現代ファンタジーでありつつも……

 『働きたくなる育成ゲーム「マジギレカーチャン物語」』は、外界からの隔絶された小宇宙“引きこもり部屋”を舞台にした、異色の放置型クリックゲーム。本作を徹底的にプレイすれば、誰もが働きたくなってくる!?
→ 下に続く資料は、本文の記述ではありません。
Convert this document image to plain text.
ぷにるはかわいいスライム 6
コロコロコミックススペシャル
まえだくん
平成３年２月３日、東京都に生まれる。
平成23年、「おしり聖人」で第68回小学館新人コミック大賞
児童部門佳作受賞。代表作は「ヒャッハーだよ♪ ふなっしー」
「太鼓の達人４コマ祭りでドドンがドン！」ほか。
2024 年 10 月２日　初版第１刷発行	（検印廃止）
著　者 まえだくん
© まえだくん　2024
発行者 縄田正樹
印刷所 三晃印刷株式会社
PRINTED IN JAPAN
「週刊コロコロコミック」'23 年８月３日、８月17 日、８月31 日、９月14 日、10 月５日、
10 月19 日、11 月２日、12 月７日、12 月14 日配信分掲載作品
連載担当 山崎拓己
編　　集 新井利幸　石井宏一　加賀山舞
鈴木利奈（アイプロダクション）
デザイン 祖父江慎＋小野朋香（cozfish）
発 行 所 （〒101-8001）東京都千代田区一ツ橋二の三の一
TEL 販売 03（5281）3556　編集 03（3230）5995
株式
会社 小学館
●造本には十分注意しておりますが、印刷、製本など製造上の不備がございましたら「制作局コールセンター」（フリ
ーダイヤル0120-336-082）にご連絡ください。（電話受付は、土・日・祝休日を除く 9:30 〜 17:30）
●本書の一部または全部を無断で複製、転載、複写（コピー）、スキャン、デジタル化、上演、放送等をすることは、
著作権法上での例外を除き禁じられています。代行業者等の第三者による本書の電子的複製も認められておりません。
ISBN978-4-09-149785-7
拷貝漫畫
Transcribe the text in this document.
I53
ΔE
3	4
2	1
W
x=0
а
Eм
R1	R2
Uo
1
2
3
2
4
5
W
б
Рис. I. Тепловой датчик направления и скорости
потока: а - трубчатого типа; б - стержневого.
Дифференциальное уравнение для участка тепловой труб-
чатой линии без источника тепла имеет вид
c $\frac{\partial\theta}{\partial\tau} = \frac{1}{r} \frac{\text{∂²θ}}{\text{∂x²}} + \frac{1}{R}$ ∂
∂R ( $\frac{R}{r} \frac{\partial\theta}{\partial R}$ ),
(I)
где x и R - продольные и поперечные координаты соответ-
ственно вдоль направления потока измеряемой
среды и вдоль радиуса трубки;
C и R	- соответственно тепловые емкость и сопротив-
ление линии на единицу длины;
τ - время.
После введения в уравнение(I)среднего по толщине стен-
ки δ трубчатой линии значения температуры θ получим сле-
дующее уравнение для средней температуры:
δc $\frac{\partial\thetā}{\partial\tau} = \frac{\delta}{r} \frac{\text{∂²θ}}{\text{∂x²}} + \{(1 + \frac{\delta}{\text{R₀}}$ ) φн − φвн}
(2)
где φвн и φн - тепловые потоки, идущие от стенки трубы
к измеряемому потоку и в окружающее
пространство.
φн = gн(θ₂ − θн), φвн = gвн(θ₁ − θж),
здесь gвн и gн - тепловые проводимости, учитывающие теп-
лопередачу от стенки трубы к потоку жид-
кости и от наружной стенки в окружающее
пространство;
カーチャンが潰すのは暇なのか、息子が働かない理由なのか? 『働きたくなる育成ゲーム「マジギレカーチャン物語」』【とっておきインディーVol.26】_08

 ニートと引きこもりを併発したおっさんのもとにあらわれたのは、愛らしい妖精……ではなく、気持ち悪い妖精だった! “エサ”の匂いを嗅ぎつけて大量発生し、働かない言い訳を増殖させていく妖精たちに業を煮やしたのは、おっさん自身ではなく、おっさんのカーチャンだった!! 『働きたくなる育成ゲーム「マジギレカーチャン物語」』はそんな、現代ファンタジーでありながら、設定のリアルさがイヤ~な感じに引き立っているタイトルです。やること自体は単純。放っておくとつぎつぎと増えていく妖精――通称、“NEET”を画面タップで倒す。これだけです。武器は、初期状態では近接戦闘用のふとん叩きのみ。プレイを進め、新武器を入手し強化することで、自分好みの爽快感を得られるはずです。NEETを仕留め損なって逃がしたり、画面がNEETで覆いつくされたとしても、何のペナルティーも発生しないのは、本作の舞台が“もはや好転する以外の変化が起きようがない状態”だからかもしれません。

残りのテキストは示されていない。